In the first example, the M. jannaschii genome which consists of about 1.6 million nucleotides is investigated. A simulation is used initially to determine all 9-mers of this genome (single-stranded for simplification). Of 262 144 possible combinations of a length of 9 nucleotides, 177 167 combinations occur in one strand of the investigated genome. In the next step, all the relevant probes are extended; after renewed hybridization, signals are emitted by 436 325 of the 708 668 sites on the new array. In the simulation, this procedure is repeated up to a length of 13 nucleotides. After the hybridization in the last step, signals are emitted by 1 441 322 sites. This is only a fraction of the possible total of 67 108 864 combinations of a length of 13 nucleotides.
In total, up to about 1.6 million different part-sequences of a length n may occur in one strand of the M. jannaschii genome. The method approaches this upper limit with every step but can never exceed it. This means inter alia that more than 6.4 million sites will not be needed in any step, which is a relatively small number compared with the diversity of all the possible combinations.
In the second example, a human gene 188 642 nucleotides long is investigated. For simplification, a single strand is chosen in this simulation too.

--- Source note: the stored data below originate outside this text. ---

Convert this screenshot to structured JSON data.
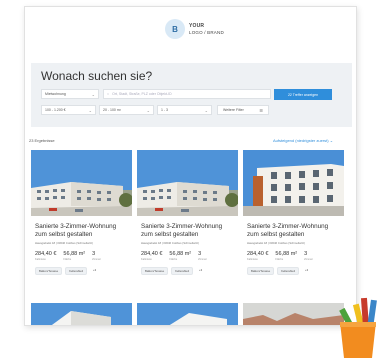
{
  "brand": {
    "initial": "B",
    "line1": "YOUR",
    "line2": "LOGO / BRAND"
  },
  "search": {
    "title": "Wonach suchen sie?",
    "type_value": "Mietwohnung",
    "location_placeholder": "Ort, Stadt, Straße, PLZ oder Objekt-ID",
    "price_value": "100 - 1.200 €",
    "area_value": "20 - 100 m²",
    "rooms_value": "1 - 3",
    "more_filter_label": "Weitere Filter",
    "submit_label": "22 Treffer anzeigen"
  },
  "results": {
    "count_label": "23 Ergebnisse",
    "sort_label": "Aufsteigend (niedrigster zuerst)"
  },
  "listings": [
    {
      "title": "Sanierte 3-Zimmer-Wohnung zum selbst gestalten",
      "address": "Hausgiebelst 18 | 03046 Cottbus (Schmellwitz)",
      "price": "284,40 €",
      "price_label": "Kaltmiete",
      "area": "56,88 m²",
      "area_label": "Fläche",
      "rooms": "3",
      "rooms_label": "Zimmer",
      "tags": [
        "Balkon/Terasse",
        "Kellerabteil",
        "+3"
      ]
    },
    {
      "title": "Sanierte 3-Zimmer-Wohnung zum selbst gestalten",
      "address": "Hausgiebelst 18 | 03046 Cottbus (Schmellwitz)",
      "price": "284,40 €",
      "price_label": "Kaltmiete",
      "area": "56,88 m²",
      "area_label": "Fläche",
      "rooms": "3",
      "rooms_label": "Zimmer",
      "tags": [
        "Balkon/Terasse",
        "Kellerabteil",
        "+3"
      ]
    },
    {
      "title": "Sanierte 3-Zimmer-Wohnung zum selbst gestalten",
      "address": "Hausgiebelst 18 | 03046 Cottbus (Schmellwitz)",
      "price": "284,40 €",
      "price_label": "Kaltmiete",
      "area": "56,88 m²",
      "area_label": "Fläche",
      "rooms": "3",
      "rooms_label": "Zimmer",
      "tags": [
        "Balkon/Terasse",
        "Kellerabteil",
        "+3"
      ]
    }
  ],
  "colors": {
    "accent": "#2f8edb",
    "hero_bg": "#eef1f4",
    "sky": "#4d8fd5"
  }
}
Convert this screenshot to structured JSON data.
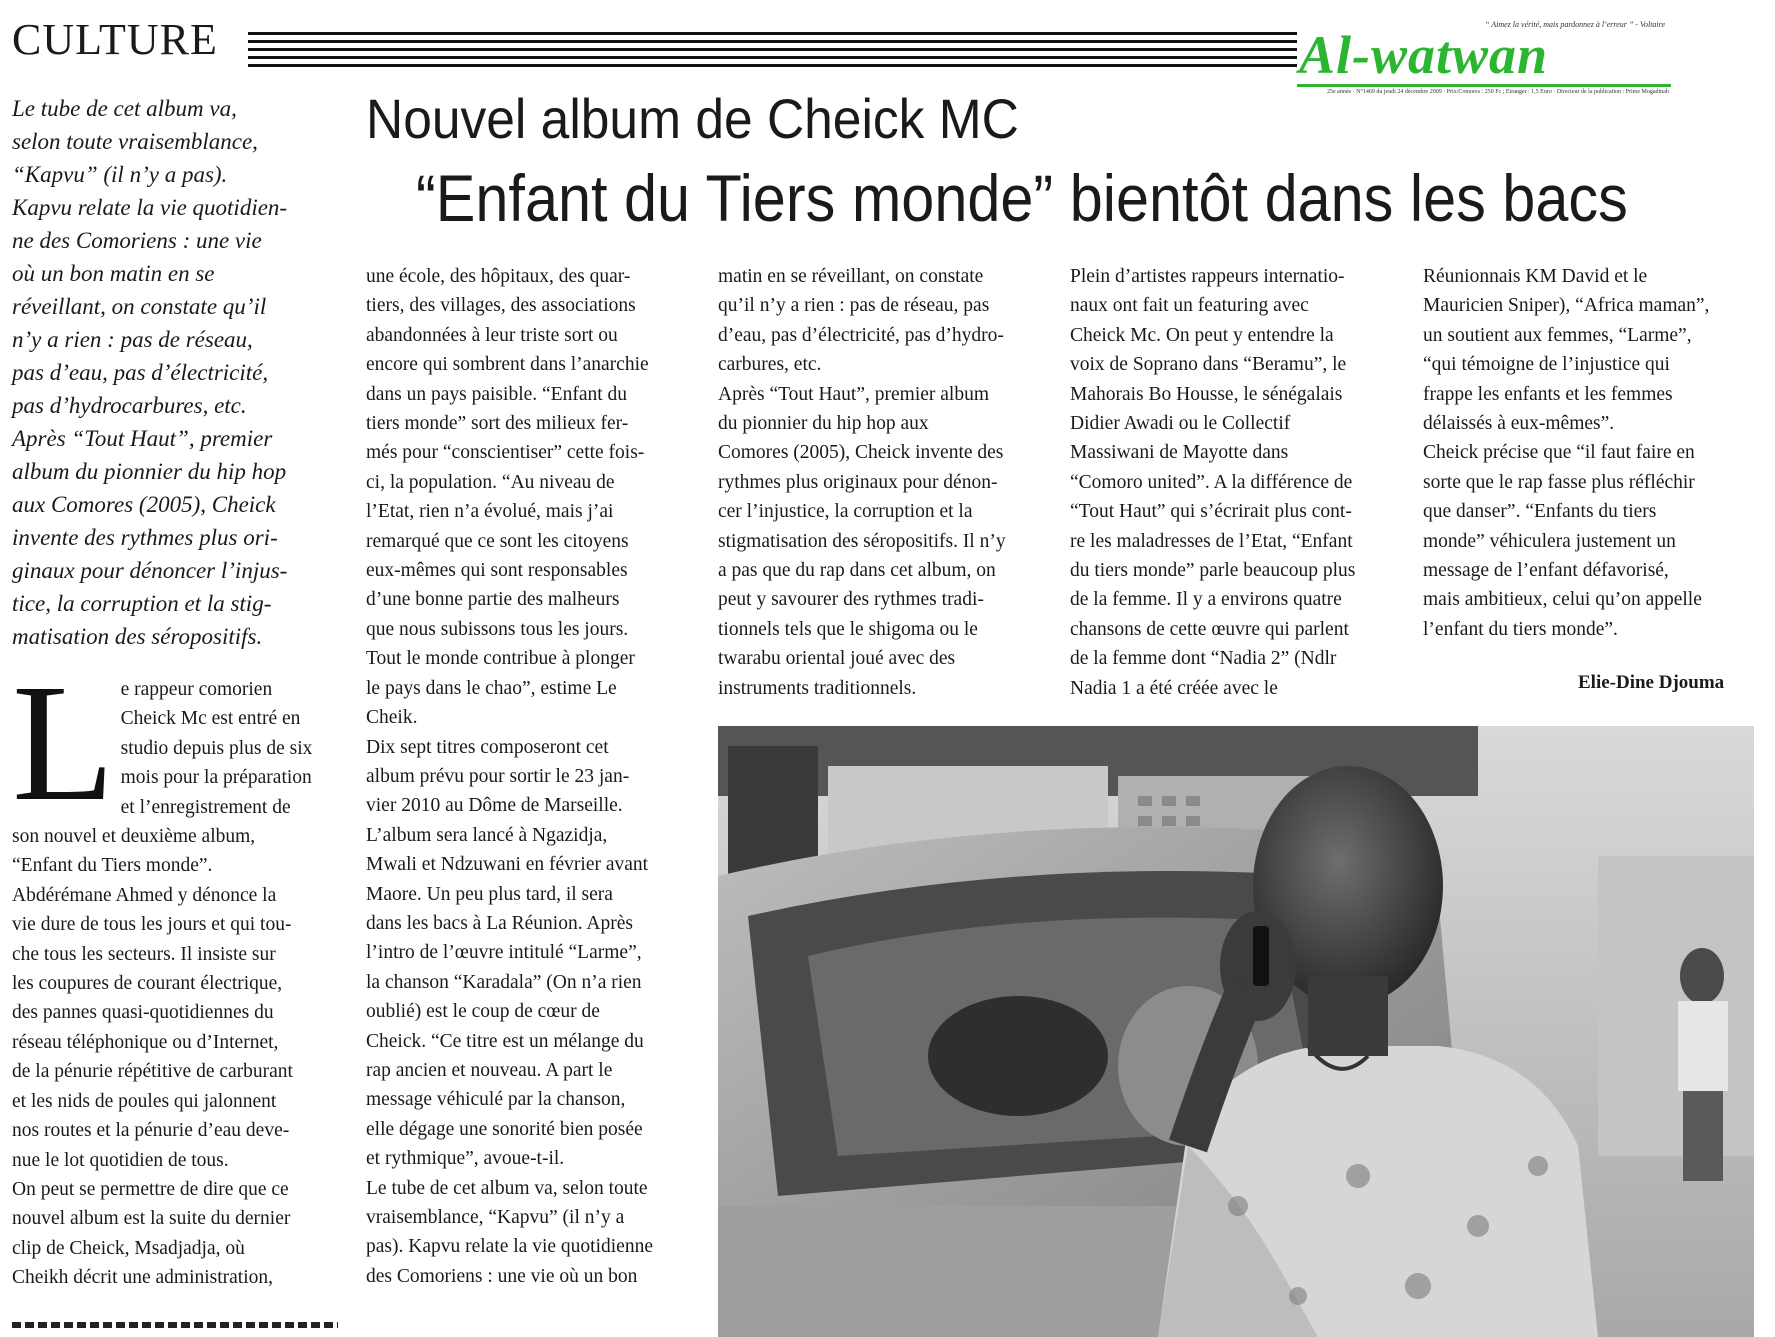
{
  "section": "CULTURE",
  "masthead": {
    "title": "Al-watwan",
    "motto": "“ Aimez la vérité, mais pardonnez à l’erreur ” - Voltaire",
    "info": "25e année · N°1469 du jeudi 24 décembre 2009 · Prix/Comores : 250 Fc ; Etranger : 1,5 Euro · Directeur de la publication : Prime Mogadinah"
  },
  "article": {
    "kicker": "Nouvel album de Cheick MC",
    "headline": "“Enfant du Tiers monde” bientôt dans les bacs",
    "lede": [
      "Le tube de cet album va,",
      "selon toute vraisemblance,",
      "“Kapvu” (il n’y a pas).",
      "Kapvu relate la vie quotidien-",
      "ne des Comoriens : une vie",
      "où un bon matin en se",
      "réveillant, on constate qu’il",
      "n’y a rien : pas de réseau,",
      "pas d’eau, pas d’électricité,",
      "pas d’hydrocarbures, etc.",
      "Après “Tout Haut”, premier",
      "album du pionnier du hip hop",
      "aux Comores (2005), Cheick",
      "invente des rythmes plus ori-",
      "ginaux pour dénoncer l’injus-",
      "tice, la corruption et la stig-",
      "matisation des séropositifs."
    ],
    "dropcap": "L",
    "col1": [
      "e rappeur comorien",
      "Cheick Mc est entré en",
      "studio depuis plus de six",
      "mois pour la préparation",
      "et l’enregistrement de",
      "son nouvel et deuxième album,",
      "“Enfant du Tiers monde”.",
      "Abdérémane Ahmed y dénonce la",
      "vie dure de tous les jours et qui tou-",
      "che tous les secteurs. Il insiste sur",
      "les coupures de courant électrique,",
      "des pannes quasi-quotidiennes du",
      "réseau téléphonique ou d’Internet,",
      "de la pénurie répétitive de carburant",
      "et les nids de poules qui jalonnent",
      "nos routes et la pénurie d’eau deve-",
      "nue le lot quotidien de tous.",
      "On peut se permettre de dire que ce",
      "nouvel album est la suite du dernier",
      "clip de Cheick, Msadjadja, où",
      "Cheikh décrit une administration,"
    ],
    "col2": [
      "une école, des hôpitaux, des quar-",
      "tiers, des villages, des associations",
      "abandonnées à leur triste sort ou",
      "encore qui sombrent dans l’anarchie",
      "dans un pays paisible. “Enfant du",
      "tiers monde” sort des milieux fer-",
      "més pour “conscientiser” cette fois-",
      "ci, la population. “Au niveau de",
      "l’Etat, rien n’a évolué, mais j’ai",
      "remarqué que ce sont les citoyens",
      "eux-mêmes qui sont responsables",
      "d’une bonne partie des malheurs",
      "que nous subissons tous les jours.",
      "Tout le monde contribue à plonger",
      "le pays dans le chao”, estime Le",
      "Cheik.",
      "Dix sept titres composeront cet",
      "album prévu pour sortir le 23 jan-",
      "vier 2010 au Dôme de Marseille.",
      "L’album sera lancé à Ngazidja,",
      "Mwali et Ndzuwani en février avant",
      "Maore. Un peu plus tard, il sera",
      "dans les bacs à La Réunion. Après",
      "l’intro de l’œuvre intitulé “Larme”,",
      "la chanson “Karadala” (On n’a rien",
      "oublié) est le coup de cœur de",
      "Cheick. “Ce titre est un mélange du",
      "rap ancien et nouveau. A part le",
      "message véhiculé par la chanson,",
      "elle dégage une sonorité bien posée",
      "et rythmique”, avoue-t-il.",
      "Le tube de cet album va, selon toute",
      "vraisemblance, “Kapvu” (il n’y a",
      "pas). Kapvu relate la vie quotidienne",
      "des Comoriens : une vie où un bon"
    ],
    "col3": [
      "matin en se réveillant, on constate",
      "qu’il n’y a rien : pas de réseau, pas",
      "d’eau, pas d’électricité, pas d’hydro-",
      "carbures, etc.",
      "Après “Tout Haut”, premier album",
      "du pionnier du hip hop aux",
      "Comores (2005), Cheick invente des",
      "rythmes plus originaux pour dénon-",
      "cer l’injustice, la corruption et la",
      "stigmatisation des séropositifs. Il n’y",
      "a pas que du rap dans cet album, on",
      "peut y savourer des rythmes tradi-",
      "tionnels tels que le shigoma ou le",
      "twarabu oriental joué avec des",
      "instruments traditionnels."
    ],
    "col4": [
      "Plein d’artistes rappeurs internatio-",
      "naux ont fait un featuring avec",
      "Cheick Mc. On peut y entendre la",
      "voix de Soprano dans “Beramu”, le",
      "Mahorais Bo Housse, le sénégalais",
      "Didier Awadi ou le Collectif",
      "Massiwani de Mayotte dans",
      "“Comoro united”. A la différence de",
      "“Tout Haut” qui s’écrirait plus cont-",
      "re les maladresses de l’Etat, “Enfant",
      "du tiers monde” parle beaucoup plus",
      "de la femme. Il y a environs quatre",
      "chansons de cette œuvre qui parlent",
      "de la femme dont “Nadia 2” (Ndlr",
      "Nadia 1 a été créée avec le"
    ],
    "col5": [
      "Réunionnais KM David et le",
      "Mauricien Sniper), “Africa maman”,",
      "un soutient aux femmes, “Larme”,",
      "“qui témoigne de l’injustice qui",
      "frappe les enfants et les femmes",
      "délaissés à eux-mêmes”.",
      "Cheick précise que “il faut faire en",
      "sorte que le rap fasse plus réfléchir",
      "que danser”. “Enfants du tiers",
      "monde” véhiculera justement un",
      "message de l’enfant défavorisé,",
      "mais ambitieux, celui qu’on appelle",
      "l’enfant du tiers monde”."
    ],
    "byline": "Elie-Dine Djouma"
  },
  "colors": {
    "masthead_green": "#2bb531",
    "ink": "#1a1a1a"
  },
  "photo": {
    "subject": "Cheick MC on phone beside a car"
  }
}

In the first step, all possible probes with a length of 6 nucleotides (4096) are synthesized on an array. The probability with which a probe sequence occurs more than once in the sequence to be investigated is 100%, which is why signals are emitted from all sites after the hybridization, and thus the chosen length of the probe was too short. In the next step it is therefore necessary to synthesize all, that is to say 16 384, 7-mers. After the hybridization there are 14 803 relevant probes, which are synthesized and extended on a new array. This procedure is repeated up to a probe length of 20 nucleotides. After the last hybridization, signals are emitted from 180 362 sites. During the method, the number of relevant probes approaches the maximum possible number of approximately 188 600 but, as in the first example, this number cannot be exceeded.
Thus, the method of the invention makes it possible to determine part-sequences of a specific length without the need to generate all sequences of this length.
The method of the invention can be carried out both with single-stranded RNA or DNA (ssRNA or ssDNA) and with double-stranded nucleic acids, e.g. dsRNA and dsDNA. The nucleic acids are for this purpose isolated according to the state of the art from viruses, bacteria, plants, animals or humans, or may be derived from other sources.
Single-stranded nucleic acids are generated in the majority of cases by specific in vitro methods starting from dsDNA. These include, for example, asymmetric PCR (generates ssDNA), PCR with derivatized primers which make selective hydrolysis of a single strand in the PCR product possible, or transcription by RNA polymerases (generates ssRNA). The templates which can be employed in the transcription are, besides uncloned single-stranded DNA, in particular also dsDNA cloned into specific vectors, (e.g. plasmid vectors with a promoter; plasmid vectors with two differently oriented promoters for one particular or two different RNA polymerases). The insert DNA cloned into the plasmids, or the DNA template employed in the PCR, can be isolated on the one hand from viruses, bacteria, plants, animals or humans, on the other hand, however, in principle also be generated in vitro by reverse transcription, RNaseH treatment and subsequent amplification (e.g. by PCR) from ssRNA. Suitable RNA templates in this case are, besides rRNAs, tRNAs, mRNAs and snRNAs, also transcripts generated in vitro (produced, for example, by transcription with SP6, T3 or T7 RNA polymerase). Other methods are also conceivable for the skilled worker.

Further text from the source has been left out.